30 Novembre 2020 Segnala una notizia

Quindicimila famiglie brianzole in ginocchio: il volto duro della crisi

14 Luglio 2009

euroLa crisi colpisce duro le grandi aziende, azzerando utili e profitti. Ma mette in ginocchio soprattutto le famiglie. Ormai così povere da non poter spendere più di 141 euro al mese in due per fare la spesa. Così povere da dover più che dimezzare il consumo di carne, vino, pesce, spostando gli acquisti sul pane e sulla pasta. Così povere da dover chiedere aiuto alle parrocchie e agli enti caritativi, che in un solo anno hanno registrato un aumento del 5 per cento nelle richieste, assistendo 315mila persone con pacchi di cibo e di abiti, quando non direttamente con i soldi per pagare le bollette o le rate del mutuo.

{xtypo_rounded2}In queste condizioni versano circa 140mila famiglie lombarde – circa 15mila in Brianza – per un totale di circa 350mila uomini e donne: il 3,5 per cento della popolazione regionale. E poi, anche senza toccare l’abisso, c’è una famiglia su quattro che arriva a fine mese “con difficoltà” e altre 46mila famiglie non riescono a pagare le rate del mutuo o dei prestiti chiesti per acquistare beni di prima necessità.

In questi pochi numeri è sintetizzato il nucleo del primo rapporto dell’Osservatorio regionale sull’Esclusione sociale (ORES), che è stato presentato nel corso di un convegno dall’assessore regionale alla Famiglia Guido Boscagli. Nel libro di 300 pagine curato da Gisella Accolla e Antonio Muso sotto la direzione di Luca Pesenti (Edizioni Guerini e associati) si fa il punto sull’emergenza sociale che la crisi economica iniziata a fine 2008 ha solo peggiorato, rendendo lo scenario ancora più drammatico, visto che le ore di cassa integrazione ordinaria autorizzate a febbraio 2009 sono cresciute del 450 per cento rispetto all’anno precedente. La produzione industriale è calata del 6 per cento nell’ultimo trimestre del 2008 e calerà ancora del 4 per cento, e questo non potrà avere effetti sull’occupazione e quindi sul reddito delle famiglie lombarde.

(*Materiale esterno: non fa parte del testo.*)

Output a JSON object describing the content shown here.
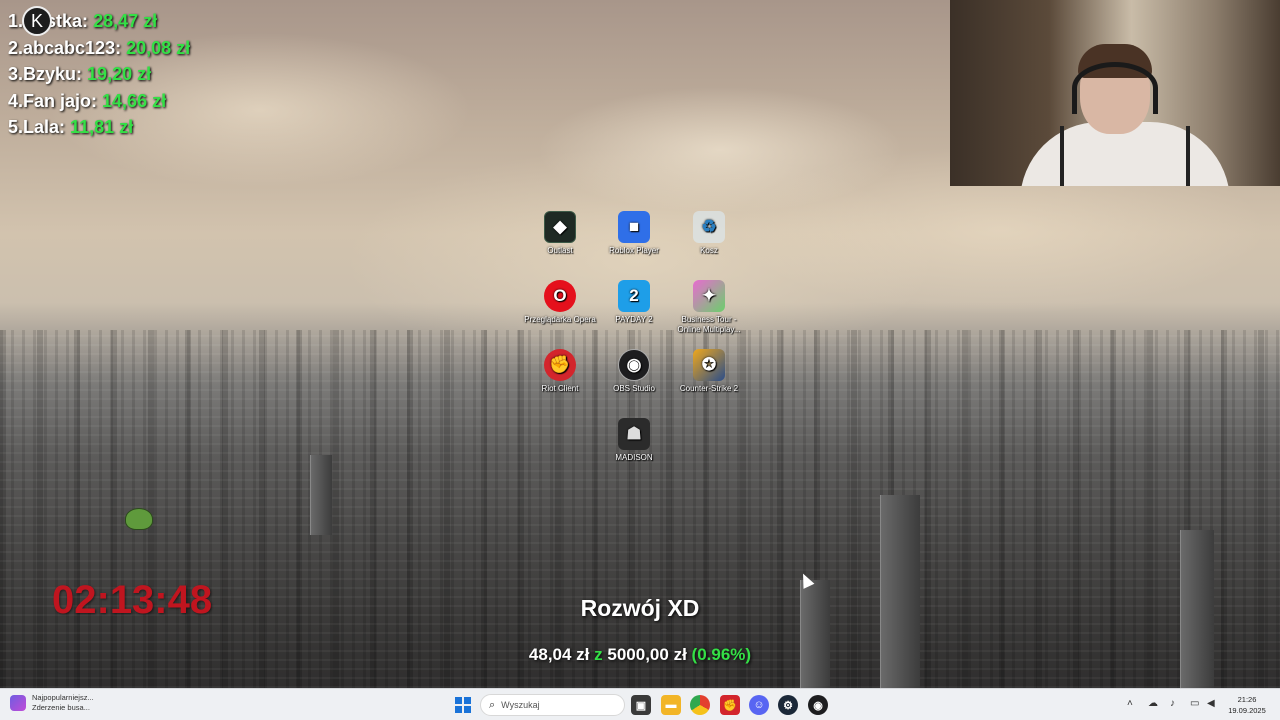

Nel rapporto le cifre abbondano e scandagliano tutti gli aspetti della materia. Secondo l’Osservatorio il 16 per cento delle famiglie lombarde è sotto il reddito medio, quantificato in 14.560 euro all’anno. L’11 per cento guadagna meno della metà, arrivando quindi vicino alla soglia della povertà.

Il ritratto che emerge dall’analisi degli archivi degli enti censiti per il rapporto spiega che gli immigrati poveri sono giovani (il 60 per cento è sotto i 30 anni), mentre i lombardi poveri sono soprattutto vecchi (60 per cento tra i 30 e i 65 anni) e che la mancanza del lavoro (24 per cento) è fra le prime cause della mancanza di risorse. Ma rispetto all’anno scorso le categorie più a rischio sono anche quelle delle donne sole con figli piccoli e in generale delle coppie con figli, i malati, gli anziani soli, chi ha dipendenza da alcol o sostanze. Chi mette su famiglia – si legge nel rapporto – deve sapere che “la nascita di un figlio produce un repentino arretramento del reddito familiare”, stato duraturo nel 45 per cento dei casi.

Parrocchie, conventi, associazioni: il volto amico della solidarietà

Esistono in Lombardia 1513 enti non profit (147 in più rispetto al 2007) che assistono ciascuno una media di 200 persone, facendo fronte alla mole immensa dei bisogni di famiglie, che spesso non possono nemmeno fare figli per mancanza di mezzi o che sono composte da anziani al limite della sussistenza, da donne sole, da divorziati, da persone che subiscono le ripercussioni di un licenziamento, di una malattia grave o di uno sfratto.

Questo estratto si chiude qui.